At this point, our plant has created sugar it can store for a long time and use for energy. Anything that eats this plant gets to take advantage of these sugars as well including humans. The plant may choose to use these stored molecules to form new plant materials or repair itself, but that’s not part of the Calvin Cycle so we won’t get into it. This is the end of the sugar-producing phase of the Calvin Cycle.
The final stage of the Calvin Cycle is called the regeneration step. Some of the G3P are held back and not used to make sugars. Instead, they are used to revitalize the five - carbon compound the Calvin Cycle needs to start the process over again. It takes six carbon molecules to make glucose, so plants have to go through the Calvin Cycle six times to make one glucose molecule.
Once the plant has completed this cycle six times, the Calvin Cycle ends and begins again. So, technically, the Calvin Cycle is all three steps done six times each. Plants repeat this process over and over during daylight hours. At night they continue to work making various compounds that don’t require light. This makes plants the most efficient lifeforms on the planet.
Bonus Information About Plants and Their Internal Food Factories
We usually consider waste products bad or at least not edible. However, we need the waste materials plants to produce to survive. An essential waste, or by-product, plants produce is oxygen. While plants are using water and carbon dioxide to make sugars, they release oxygen into the air around them as a waste product.

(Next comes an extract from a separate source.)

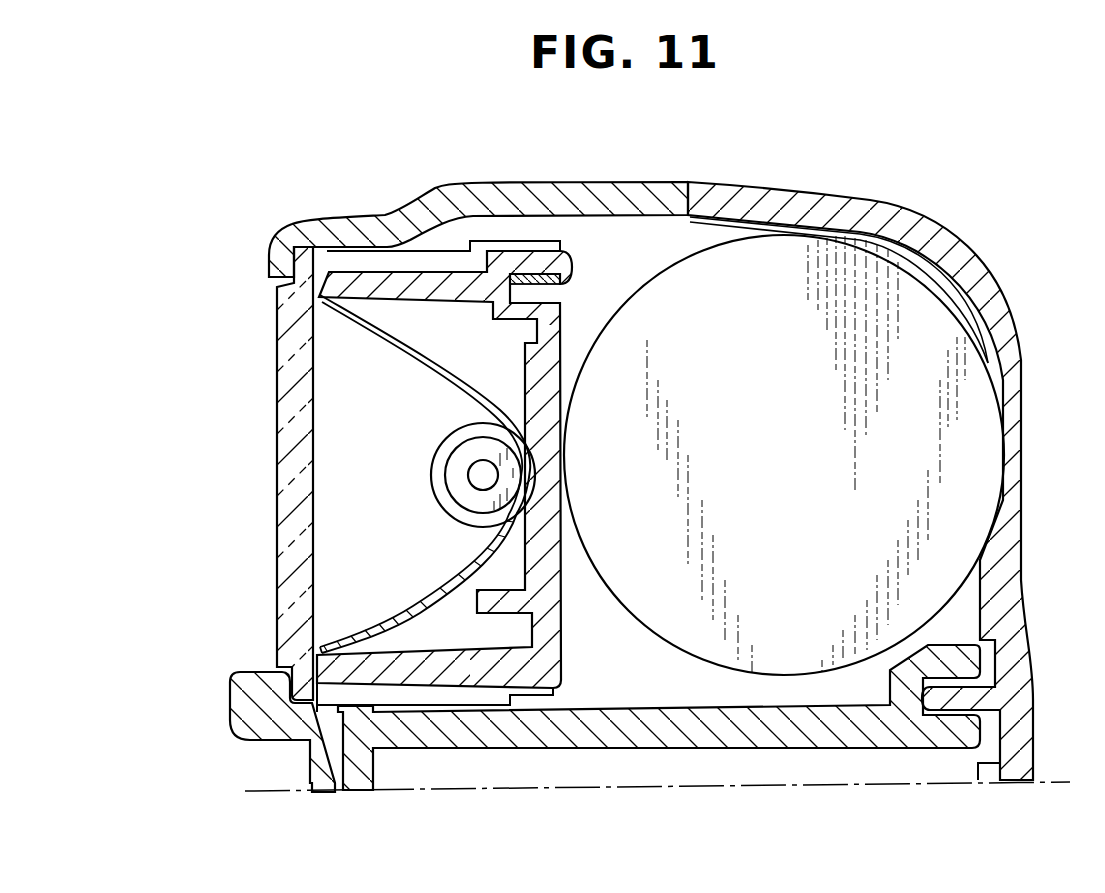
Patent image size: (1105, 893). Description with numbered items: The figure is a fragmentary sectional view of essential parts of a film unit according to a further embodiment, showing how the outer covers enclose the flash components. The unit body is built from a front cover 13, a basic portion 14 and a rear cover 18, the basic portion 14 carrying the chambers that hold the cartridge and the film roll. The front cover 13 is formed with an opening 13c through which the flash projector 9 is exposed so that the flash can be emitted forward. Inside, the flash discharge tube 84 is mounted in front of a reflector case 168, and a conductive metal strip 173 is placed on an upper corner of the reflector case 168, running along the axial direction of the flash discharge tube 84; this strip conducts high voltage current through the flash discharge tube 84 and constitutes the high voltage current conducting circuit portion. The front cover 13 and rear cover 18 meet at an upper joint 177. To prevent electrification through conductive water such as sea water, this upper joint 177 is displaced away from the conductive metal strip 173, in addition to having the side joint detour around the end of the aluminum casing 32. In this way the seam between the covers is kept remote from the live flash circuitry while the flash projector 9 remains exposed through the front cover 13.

The delicious fruits and vegetables we all enjoy get most of their flavor from the carbon sugars plants store for energy. From the crunchy stalk of the celery plant to the succulent meat of the peach, plants developed all using just carbon dioxide, water, sunlight, and a few minerals leeched from the soil. I think we can assume these tasty treats are little gifts from the plant kingdom.
The tiny organelles called chloroplasts on the surface of a plant’s leaves can move. Ok, they can’t move individually, but in many plants, they can turn the leaf, so it gets better exposure to sunlight. These plant-based solar cells help capture sunlight so being able to point yourself in the sun makes sense. Some plants take it to another level and bend their stalk or branches to help reach the sunlight.
Some Final Notes
The fantastic plants we ignore all around us are vital to our survival. They use energy from the Sun in little energy reactors called chloroplasts to do all sorts of cool things. If you glance at the bigger picture and oversimplify it, plants take light from the Sun and turn it into carbon sugars they can store for long periods of time. We could call them solar powered batteries if we want to be humorous about the process.
Plants pitch in and help everywhere they can from cleaning the air to enriching the soil they grow in for the next plants. Plants give us so many things from apples to steak. Without plants toiling away at the bottom of the food chain, nothing in the top of the food chain could survive. Every food we consume comes from plants either directly or indirectly.